This past weekend at the San Diego Comic Con, I got the opportunity to stop by the Antarctic Press Entertainment booth and met the creators of Bad Kids Go to Hell. They were happy to give The Flickcast one of the first issues of Bad Kids Go to Hell #2, which will be released on Wednesday. We’re proud to have the first exclusive review of the issue right here.
Bad Kids Go to Hell #2 – Antarctic Press – $3.50
Score: 7.0
What would happen to the Breakfast Club if instead of just dealing with teenage angst and a hard-nosed disciplinarian they had to worry about a curse caused by all of their parents building a library over a sacred Apache Indian burial ground? Bad Kids Go to Hell explores this scenario as four members of a pretentious high school’s elite class find themselves in detention with a kid from the wrong side of the tracks trying to avoid heading back to juvenile hall and a cynical Goth girl in tune with the occult.
Each of the elitists, the overachieving daughter of a lawyer, the injured jock son of a councilman, the homecoming queen cutter and the pressured son of an Afghani immigrant, all try to examine how they got themselves in to the trouble that landed them in detention. The odd thing is that none of them can explain why they did what they did other than saying the idea just came over them and they didn’t feel like they were in control of themselves at the time.
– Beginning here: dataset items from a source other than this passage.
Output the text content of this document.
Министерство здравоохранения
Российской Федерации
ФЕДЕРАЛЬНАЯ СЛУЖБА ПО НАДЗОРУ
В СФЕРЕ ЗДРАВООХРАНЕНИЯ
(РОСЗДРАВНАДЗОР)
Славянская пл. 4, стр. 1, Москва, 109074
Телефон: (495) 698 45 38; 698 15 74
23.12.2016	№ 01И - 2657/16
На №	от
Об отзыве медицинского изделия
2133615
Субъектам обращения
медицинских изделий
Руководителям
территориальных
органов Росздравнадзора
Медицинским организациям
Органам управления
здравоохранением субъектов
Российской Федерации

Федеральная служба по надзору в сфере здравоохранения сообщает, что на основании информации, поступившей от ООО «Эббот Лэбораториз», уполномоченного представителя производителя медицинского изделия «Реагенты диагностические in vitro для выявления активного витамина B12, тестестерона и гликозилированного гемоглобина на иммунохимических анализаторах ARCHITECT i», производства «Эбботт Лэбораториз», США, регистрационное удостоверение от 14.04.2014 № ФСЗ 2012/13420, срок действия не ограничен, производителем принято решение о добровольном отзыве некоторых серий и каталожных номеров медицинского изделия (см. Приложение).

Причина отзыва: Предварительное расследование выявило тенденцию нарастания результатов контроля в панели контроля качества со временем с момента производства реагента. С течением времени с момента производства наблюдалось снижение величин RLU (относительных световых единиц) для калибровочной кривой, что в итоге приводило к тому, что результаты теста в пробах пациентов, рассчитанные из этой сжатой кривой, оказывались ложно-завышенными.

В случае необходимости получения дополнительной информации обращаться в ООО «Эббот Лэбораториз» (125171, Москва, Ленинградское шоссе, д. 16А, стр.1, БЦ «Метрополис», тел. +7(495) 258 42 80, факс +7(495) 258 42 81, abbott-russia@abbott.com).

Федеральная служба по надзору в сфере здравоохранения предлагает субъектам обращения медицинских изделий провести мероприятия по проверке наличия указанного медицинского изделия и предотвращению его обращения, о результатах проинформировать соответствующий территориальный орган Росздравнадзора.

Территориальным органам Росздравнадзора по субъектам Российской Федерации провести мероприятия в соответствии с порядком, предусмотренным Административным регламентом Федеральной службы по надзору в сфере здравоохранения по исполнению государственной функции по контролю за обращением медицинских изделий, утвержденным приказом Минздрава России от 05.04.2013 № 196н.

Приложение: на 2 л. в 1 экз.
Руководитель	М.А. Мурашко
The issue begins with the kids beginning their punishment, researching and writing a speech for the library’s dedication. What they find backs up the rumors they had begun discussing last issue that the school had been built on sacred Apache land. Upon further examination, they unearth some information about the last guardian of the tribe who had been forced from the land by eminent domain, committed to an asylum and took his only life after feeling he failed to protect the sacred land. And of course, before he died he made sure to place a curse on the land. Like any Goth girl, Veronica offers up the idea to have a séance to find out if there really is a curse on the school. Reluctantly, the others agree and the circle sets themselves up around a table.